What’s wrong with “The First Thanksgiving?” McKenzie explains, “Giving thanks is surely an ancient human practice, and no one seriously believes that the Pilgrims at Plymouth were the first to stop and thank their Creator for a bountiful harvest.” (8)
How about “The First American Thanksgiving?” No, still not quite right. “Spanish documents refer to a thanksgiving mass celebrated shortly after conquistadors landed at St. Augustine, Florida, in 1565—at a time when only two of the Pilgrims had even been born.” (8)
Ok, how about “The First American Protestant Christian Thanksgiving?” Getting closer but still not quite there. “It overlooks the evidence of one thanksgiving service in 1564 near present-day Jacksonville, Florida, held by French Huguenots (who would soon be slaughtered by Spaniards from St. Augustine); one in 1607 at a short-lived English colony on the coast of Maine; and two others among English colonists in Virginia, in 1610 and 1619.” (9)
Where does this leave us? “The First American Protestant Christian Thanksgiving North of Virginia and South of Maine.” Historically accurate but a sure-fire killer for a book title in this day.
McKenzie’s goal is not to “debunk a treasured American tradition.” (9) Far from it. He does want us to think about it. “The story of the First Thanksgiving is central to how we, as Americans, remember our origins. The subsequent development of the Thanksgiving holiday speaks volumes about how we have defined our identity across the centuries.”

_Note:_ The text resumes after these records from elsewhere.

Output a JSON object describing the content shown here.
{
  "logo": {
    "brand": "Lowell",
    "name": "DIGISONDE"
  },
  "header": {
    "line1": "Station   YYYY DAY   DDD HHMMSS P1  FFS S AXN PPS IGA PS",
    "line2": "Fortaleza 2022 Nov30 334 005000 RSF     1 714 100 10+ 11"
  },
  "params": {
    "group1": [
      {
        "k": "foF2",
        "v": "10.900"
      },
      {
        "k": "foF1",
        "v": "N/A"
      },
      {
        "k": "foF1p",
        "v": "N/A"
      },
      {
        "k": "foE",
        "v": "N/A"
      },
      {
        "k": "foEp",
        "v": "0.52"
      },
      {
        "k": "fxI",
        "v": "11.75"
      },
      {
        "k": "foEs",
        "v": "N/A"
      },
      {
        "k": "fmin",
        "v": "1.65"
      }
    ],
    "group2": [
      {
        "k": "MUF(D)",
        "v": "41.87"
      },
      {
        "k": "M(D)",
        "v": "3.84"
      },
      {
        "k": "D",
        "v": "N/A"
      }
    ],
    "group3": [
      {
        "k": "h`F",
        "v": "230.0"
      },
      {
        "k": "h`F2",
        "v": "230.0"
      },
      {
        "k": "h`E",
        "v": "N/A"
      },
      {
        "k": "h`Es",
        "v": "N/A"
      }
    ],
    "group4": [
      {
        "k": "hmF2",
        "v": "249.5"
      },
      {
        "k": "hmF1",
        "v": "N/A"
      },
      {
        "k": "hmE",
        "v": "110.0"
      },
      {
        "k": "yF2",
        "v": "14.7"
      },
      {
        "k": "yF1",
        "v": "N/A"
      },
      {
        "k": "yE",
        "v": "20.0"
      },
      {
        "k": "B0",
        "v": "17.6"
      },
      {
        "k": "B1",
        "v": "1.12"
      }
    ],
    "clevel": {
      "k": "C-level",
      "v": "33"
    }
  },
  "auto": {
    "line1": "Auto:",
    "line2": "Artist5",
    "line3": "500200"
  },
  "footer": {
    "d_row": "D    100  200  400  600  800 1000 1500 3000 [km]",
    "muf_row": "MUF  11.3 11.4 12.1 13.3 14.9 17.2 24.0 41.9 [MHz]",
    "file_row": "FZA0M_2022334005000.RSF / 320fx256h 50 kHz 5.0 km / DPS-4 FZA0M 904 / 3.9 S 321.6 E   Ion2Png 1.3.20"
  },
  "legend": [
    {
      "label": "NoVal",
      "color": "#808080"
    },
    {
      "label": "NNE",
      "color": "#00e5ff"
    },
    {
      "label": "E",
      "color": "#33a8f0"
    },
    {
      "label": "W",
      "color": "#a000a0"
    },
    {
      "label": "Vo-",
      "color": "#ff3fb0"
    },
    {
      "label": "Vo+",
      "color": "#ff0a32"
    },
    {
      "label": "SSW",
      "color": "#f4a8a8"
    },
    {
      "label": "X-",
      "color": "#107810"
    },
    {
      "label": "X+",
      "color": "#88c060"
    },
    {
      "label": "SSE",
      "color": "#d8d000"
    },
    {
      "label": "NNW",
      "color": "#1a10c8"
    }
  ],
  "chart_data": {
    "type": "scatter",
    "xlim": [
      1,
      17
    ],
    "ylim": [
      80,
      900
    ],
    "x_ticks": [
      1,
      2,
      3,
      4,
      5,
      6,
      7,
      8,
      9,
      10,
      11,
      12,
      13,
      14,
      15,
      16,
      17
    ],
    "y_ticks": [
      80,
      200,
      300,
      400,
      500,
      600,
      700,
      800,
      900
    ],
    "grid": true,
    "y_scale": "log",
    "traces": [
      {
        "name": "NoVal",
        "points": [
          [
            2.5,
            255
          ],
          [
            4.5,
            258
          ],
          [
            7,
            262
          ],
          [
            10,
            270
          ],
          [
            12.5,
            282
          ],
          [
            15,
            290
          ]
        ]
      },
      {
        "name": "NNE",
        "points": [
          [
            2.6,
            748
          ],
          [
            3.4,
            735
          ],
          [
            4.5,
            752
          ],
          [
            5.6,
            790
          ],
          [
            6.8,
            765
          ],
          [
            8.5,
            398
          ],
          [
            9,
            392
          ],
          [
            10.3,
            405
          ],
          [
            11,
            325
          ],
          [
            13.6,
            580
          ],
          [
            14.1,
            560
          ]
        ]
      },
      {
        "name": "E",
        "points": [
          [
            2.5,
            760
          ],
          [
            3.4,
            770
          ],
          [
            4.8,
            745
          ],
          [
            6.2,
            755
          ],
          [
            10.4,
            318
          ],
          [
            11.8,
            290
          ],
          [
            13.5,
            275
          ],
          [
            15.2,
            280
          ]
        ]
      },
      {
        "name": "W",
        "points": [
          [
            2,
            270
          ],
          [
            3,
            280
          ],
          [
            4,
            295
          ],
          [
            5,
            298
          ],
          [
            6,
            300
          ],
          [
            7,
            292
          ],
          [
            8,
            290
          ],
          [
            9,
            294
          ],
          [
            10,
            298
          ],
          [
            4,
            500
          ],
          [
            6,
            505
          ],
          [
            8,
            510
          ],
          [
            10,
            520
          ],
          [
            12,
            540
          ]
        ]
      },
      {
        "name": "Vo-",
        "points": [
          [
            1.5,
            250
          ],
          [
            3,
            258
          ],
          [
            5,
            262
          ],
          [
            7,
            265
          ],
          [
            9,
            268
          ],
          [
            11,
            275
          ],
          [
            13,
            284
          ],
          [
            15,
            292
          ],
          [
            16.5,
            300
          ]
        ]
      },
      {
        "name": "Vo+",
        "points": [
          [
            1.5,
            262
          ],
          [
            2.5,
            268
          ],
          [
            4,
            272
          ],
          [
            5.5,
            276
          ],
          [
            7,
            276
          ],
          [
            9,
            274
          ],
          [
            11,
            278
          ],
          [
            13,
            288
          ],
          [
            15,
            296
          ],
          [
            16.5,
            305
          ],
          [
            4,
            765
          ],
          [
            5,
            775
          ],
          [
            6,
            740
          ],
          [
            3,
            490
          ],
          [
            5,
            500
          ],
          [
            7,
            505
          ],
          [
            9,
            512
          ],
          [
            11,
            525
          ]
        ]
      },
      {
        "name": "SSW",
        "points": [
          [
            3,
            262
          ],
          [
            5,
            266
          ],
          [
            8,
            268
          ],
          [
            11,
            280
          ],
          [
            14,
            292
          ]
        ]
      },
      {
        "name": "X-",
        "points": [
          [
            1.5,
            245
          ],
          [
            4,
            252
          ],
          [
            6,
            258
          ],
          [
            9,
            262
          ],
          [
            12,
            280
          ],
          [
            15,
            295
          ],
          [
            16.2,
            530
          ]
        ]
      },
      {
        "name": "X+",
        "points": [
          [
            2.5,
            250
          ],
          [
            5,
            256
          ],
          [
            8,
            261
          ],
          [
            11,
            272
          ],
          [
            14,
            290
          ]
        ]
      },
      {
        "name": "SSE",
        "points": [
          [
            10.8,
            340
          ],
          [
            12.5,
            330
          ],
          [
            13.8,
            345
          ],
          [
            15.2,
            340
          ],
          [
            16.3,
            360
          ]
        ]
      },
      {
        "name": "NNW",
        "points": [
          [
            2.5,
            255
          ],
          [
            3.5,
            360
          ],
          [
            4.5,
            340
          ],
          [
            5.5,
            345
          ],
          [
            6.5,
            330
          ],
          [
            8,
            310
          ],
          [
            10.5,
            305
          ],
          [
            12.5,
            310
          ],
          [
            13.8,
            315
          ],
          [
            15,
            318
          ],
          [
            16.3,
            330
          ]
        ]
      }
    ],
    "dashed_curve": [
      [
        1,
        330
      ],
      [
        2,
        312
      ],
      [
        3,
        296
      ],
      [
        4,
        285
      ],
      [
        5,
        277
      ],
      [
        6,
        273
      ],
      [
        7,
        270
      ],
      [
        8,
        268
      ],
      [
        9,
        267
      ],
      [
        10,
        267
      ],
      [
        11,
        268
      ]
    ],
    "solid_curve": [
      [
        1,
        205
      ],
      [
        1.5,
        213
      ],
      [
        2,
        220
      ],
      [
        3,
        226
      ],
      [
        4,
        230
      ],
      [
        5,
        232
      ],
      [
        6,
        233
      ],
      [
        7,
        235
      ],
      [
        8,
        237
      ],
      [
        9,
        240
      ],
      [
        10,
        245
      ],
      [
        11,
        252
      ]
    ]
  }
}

In this Introduction he also laments the demise of our history in any kind of history at all. We are “unwitting disciples” of the late Henry Ford who once remarked, “I don’t know much about history, and I wouldn’t give a nickel for all the history in the world. We want to live in the present, and the only history that is worth a tinker’s dam is the history we make today.” (11)
I’ll leave you with just one more paragraph from this amazing intro.
“By one estimate, only 6 percent of all the human beings who have ever lived are alive right now, yet we write off the other 94 percent, jettisoning history from the curriculum in favor of purportedly more practical subjects. G.K. Chesterton’s observation of a century ago rings true for us today: too many of us consign our forebears to oblivion, rejecting ‘the democracy of the dead’ in order to bow to that ‘small and arrogant oligarchy of those who merely happen to be walking about.'” (11)
Beautifully said. The Introduction alone is worth the price of the book and once you’re done with that you won’t want to stop. The First Thanksgiving is from IVP Academic. It is a paperback with 219 pages and sells for $18.00.